The main contribution of our study is a framework that can effectively support realistic cybersecurity experimentation for the smart grid, with a focus on attack analysis. This framework was implemented in the form of GridAttackAnalyzer. Scientists can use the framework to estimate the effects of various attack types, as well as build and test early detection methods and mitigation strategies for anomalies even before they are implemented. The tool can be used for training on smart grid security and how vulnerabilities in IoT devices can affect smart grid security. It is also possible to use the framework for smart grid technology deployment, for example, to identify the communication needs for efficient device operation.

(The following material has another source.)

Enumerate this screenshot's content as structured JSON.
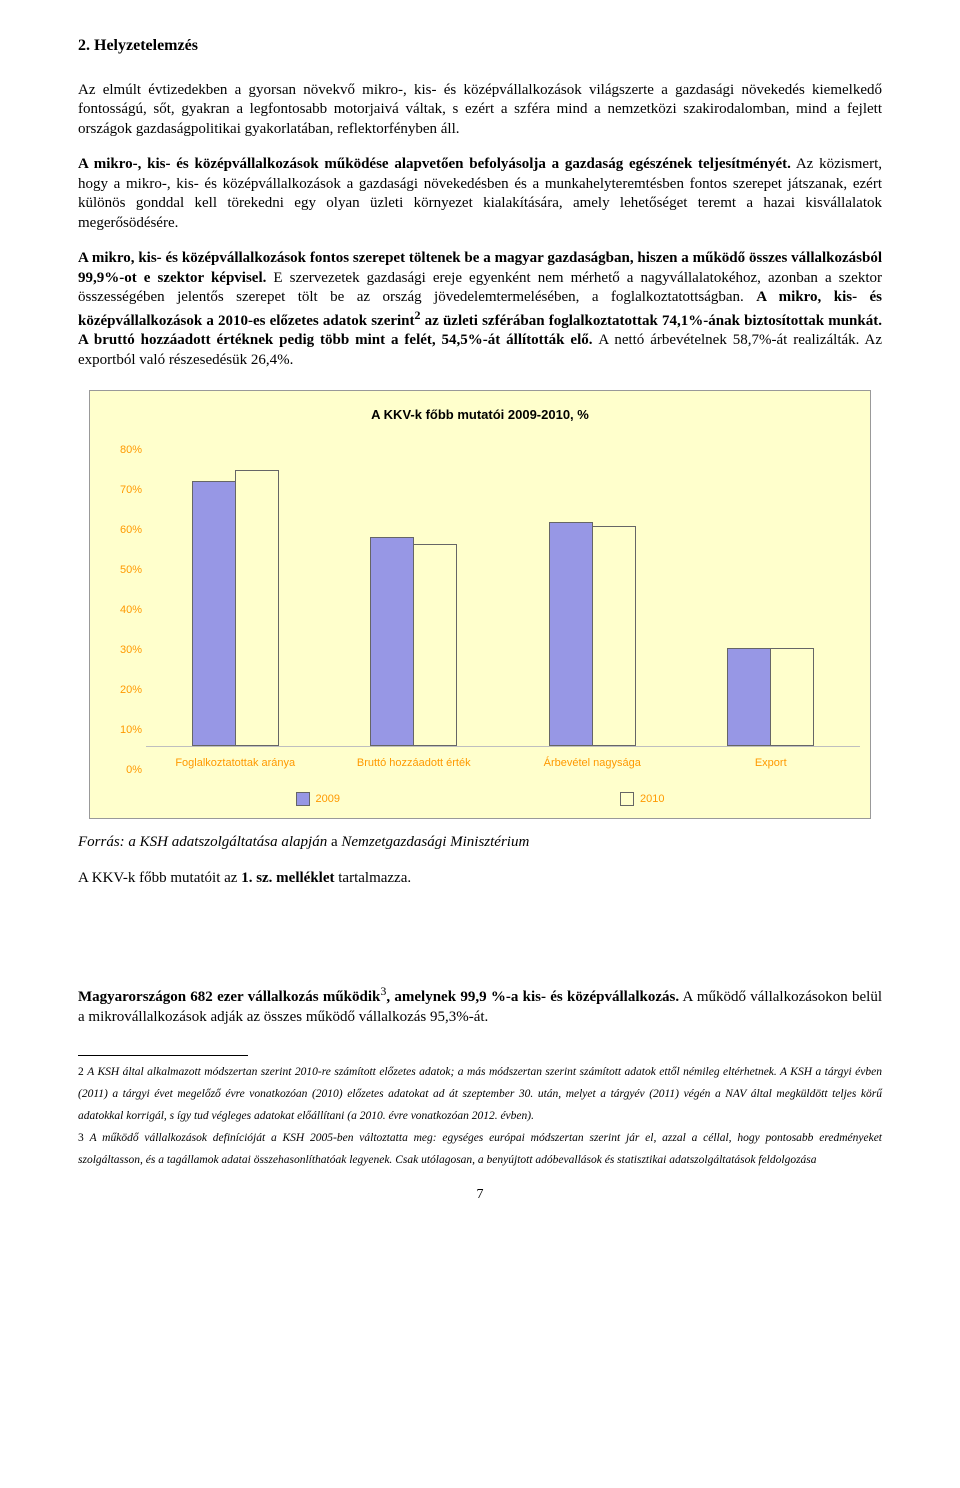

In addition, the system can be used for the cybersecurity training of IT experts and cybersecurity professionals. For instance, on the basis of the evaluation of various security metrics, IT professionals and cybersecurity experts can identify all possible pathways of attack. The most vulnerable devices in the paths to be protected can be identified in advance to prevent the most severe consequence. Besides, it is possible to compare the efficiency of particular device-level techniques deployed for various devices. The efficiency of the security strategies of the smart grid system can be calculated at the network level. Our work can also assist infrastructure designers in estimating the damage cost of the smart grid attack.

The source code of GridAttackAnalyzer was published and freely available for download via our GitHub page [43]. For future work, we intend to extend GriAttackAnalyzer to integrate more network models and power grid test feeders. For example, there are various other test feeders, such as EPRI Representative Feeders [44], PG&E Prototypical Feeders, Benchmark Models for Low-Voltage Distribution Feeders [45], Agent-Based Distribution Test Feeder with Smart Grid Functionality [46], and Test Feeder for DG Protection Analysis [47]. Additionally, we will undertake additional case studies utilizing a variety of smart grid attack types and CVEs to validate our extended framework. We also hope to gain more user feedback as we deploy this tool and invite a wider range of users.